I lavoratori meno istruiti in Occidente se la devono vedere con i concorrenti cinesi, indiani, vietnamiti, ecc., che costano molto meno. Naturale che non possano ambire a paghe consistenti. I governi hanno gestito male il passaggio alla globalizzazione, ignorando la necessità di potenziare le conoscenze e le specializzazioni dei cittadini-lavoratori.

Come nell’Ottocento e fino alla prima metà del Novecento fu la lotta all’analfabetismo il grande obiettivo per sradicare la povertà, adesso s’impone un potenziamento del grado di istruzione per non lasciare nessuno indietro. Non basta saper leggere e scrivere, occorre anche possedere una conoscenza approfondita di un argomento/lavoro. Insomma, bisogna specializzarsi. L’Italia è tra i Paesi che meno hanno compiuto questo passo e i risultati (in negativo) si notano: bassi salari, bassissima occupazione femminile e giovanile, scarsa crescita.
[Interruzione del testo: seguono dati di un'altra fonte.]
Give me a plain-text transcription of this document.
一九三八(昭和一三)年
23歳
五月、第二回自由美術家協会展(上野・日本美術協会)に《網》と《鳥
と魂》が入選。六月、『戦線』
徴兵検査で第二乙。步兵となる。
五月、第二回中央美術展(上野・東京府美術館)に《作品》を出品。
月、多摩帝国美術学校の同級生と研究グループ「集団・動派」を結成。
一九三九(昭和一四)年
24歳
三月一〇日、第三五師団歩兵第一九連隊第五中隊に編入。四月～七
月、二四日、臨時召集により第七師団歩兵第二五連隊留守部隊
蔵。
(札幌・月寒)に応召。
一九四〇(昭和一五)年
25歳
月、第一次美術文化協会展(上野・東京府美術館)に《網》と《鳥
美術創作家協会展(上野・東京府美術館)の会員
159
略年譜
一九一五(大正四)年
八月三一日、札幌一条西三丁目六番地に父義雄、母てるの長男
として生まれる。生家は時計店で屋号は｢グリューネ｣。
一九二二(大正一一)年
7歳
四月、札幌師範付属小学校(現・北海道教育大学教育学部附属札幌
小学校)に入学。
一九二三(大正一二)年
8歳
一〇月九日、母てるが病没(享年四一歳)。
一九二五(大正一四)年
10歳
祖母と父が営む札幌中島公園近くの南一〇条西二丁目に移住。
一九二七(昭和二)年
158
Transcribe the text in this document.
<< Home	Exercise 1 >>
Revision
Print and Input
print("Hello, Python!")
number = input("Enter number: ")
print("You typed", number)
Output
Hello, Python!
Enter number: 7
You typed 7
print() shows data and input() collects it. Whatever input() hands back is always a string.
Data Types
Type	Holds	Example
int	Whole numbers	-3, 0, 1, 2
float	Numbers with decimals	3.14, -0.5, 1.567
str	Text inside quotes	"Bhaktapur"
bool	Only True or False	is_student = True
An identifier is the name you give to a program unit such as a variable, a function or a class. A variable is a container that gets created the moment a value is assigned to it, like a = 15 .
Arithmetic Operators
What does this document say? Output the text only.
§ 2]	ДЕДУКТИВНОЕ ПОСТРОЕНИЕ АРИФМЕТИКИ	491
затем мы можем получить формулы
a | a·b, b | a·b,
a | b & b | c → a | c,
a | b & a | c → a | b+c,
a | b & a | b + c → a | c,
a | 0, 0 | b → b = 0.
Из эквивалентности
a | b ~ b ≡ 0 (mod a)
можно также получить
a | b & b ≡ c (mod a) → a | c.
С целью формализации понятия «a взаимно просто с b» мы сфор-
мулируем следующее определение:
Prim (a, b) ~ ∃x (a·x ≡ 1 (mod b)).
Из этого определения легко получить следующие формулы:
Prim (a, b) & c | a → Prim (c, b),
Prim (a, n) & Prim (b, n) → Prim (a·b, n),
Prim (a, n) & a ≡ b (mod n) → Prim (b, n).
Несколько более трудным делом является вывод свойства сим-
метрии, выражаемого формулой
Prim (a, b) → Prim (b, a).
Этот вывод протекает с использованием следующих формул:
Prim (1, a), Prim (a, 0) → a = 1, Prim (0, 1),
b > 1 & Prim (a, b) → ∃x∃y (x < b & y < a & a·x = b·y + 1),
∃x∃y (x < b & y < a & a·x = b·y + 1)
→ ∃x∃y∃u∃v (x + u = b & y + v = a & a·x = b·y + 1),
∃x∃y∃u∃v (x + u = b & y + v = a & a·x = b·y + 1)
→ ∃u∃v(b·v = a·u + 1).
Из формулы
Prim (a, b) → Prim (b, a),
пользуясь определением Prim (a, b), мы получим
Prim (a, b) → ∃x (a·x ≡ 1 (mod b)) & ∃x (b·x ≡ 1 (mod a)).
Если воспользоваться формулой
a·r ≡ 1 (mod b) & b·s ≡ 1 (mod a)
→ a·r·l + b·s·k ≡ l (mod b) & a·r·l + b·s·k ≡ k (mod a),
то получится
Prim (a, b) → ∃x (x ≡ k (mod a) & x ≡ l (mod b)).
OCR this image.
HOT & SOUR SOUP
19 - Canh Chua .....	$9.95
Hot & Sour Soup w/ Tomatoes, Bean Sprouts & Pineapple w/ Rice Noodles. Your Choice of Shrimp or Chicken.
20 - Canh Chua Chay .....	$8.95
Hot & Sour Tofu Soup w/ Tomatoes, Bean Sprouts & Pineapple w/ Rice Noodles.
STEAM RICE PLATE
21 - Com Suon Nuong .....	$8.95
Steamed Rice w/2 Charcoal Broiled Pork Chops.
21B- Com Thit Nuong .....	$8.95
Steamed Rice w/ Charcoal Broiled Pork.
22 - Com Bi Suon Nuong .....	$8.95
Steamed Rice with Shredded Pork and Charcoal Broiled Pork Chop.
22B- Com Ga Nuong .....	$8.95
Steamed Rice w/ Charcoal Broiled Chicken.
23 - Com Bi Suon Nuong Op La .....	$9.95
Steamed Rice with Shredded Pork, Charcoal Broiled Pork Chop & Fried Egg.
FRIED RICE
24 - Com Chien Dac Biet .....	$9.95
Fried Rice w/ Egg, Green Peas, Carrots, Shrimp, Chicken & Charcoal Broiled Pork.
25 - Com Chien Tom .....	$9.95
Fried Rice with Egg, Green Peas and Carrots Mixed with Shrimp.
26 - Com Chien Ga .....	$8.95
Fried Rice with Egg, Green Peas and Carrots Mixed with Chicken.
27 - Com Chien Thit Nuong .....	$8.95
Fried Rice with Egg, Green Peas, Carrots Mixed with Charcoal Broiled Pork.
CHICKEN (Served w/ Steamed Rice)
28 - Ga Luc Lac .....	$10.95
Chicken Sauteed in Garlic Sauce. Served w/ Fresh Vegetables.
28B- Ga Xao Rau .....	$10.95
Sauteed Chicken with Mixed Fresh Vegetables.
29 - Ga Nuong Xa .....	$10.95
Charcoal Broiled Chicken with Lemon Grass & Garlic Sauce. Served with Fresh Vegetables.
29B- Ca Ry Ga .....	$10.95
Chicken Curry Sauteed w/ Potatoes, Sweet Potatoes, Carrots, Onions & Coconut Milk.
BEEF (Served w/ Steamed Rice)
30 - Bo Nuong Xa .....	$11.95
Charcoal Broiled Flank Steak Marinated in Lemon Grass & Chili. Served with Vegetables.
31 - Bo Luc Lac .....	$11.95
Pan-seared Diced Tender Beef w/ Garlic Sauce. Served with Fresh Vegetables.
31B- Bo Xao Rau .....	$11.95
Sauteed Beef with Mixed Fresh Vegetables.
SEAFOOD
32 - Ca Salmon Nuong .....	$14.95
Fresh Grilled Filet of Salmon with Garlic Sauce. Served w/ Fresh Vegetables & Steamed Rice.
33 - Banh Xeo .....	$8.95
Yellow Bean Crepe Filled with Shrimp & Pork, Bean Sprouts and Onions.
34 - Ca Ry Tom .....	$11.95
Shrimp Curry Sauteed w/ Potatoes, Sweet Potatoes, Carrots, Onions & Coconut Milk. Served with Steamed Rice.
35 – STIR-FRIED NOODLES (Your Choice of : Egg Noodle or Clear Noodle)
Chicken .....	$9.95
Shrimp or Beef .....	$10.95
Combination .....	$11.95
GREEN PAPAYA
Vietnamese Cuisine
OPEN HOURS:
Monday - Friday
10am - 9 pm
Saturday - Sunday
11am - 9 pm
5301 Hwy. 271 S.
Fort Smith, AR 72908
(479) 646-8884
Globalizzazione freno per inflazione

I sintomi di quanto sta già avvenendo, li percepiamo con il ritorno dell’inflazione. Pensavamo che fosse un fenomeno sradicato, anzi temevamo persino una sorta di perenne deflazione strisciante per l’impossibilità delle imprese di alzare i prezzi, data l’agguerrita concorrenza sui mercati internazionali. E’ bastata una pandemia per farci capire che non sarebbe stato così. La guerra ci ha messo il carico da novanta. Rischiamo di lavorare meno e di spendere di più per comprare prodotti e servizi meno accessibili a buona parte della popolazione. E lì sì che parleremo di disuguaglianze. La globalizzazione è finita? Viva la globalizzazione!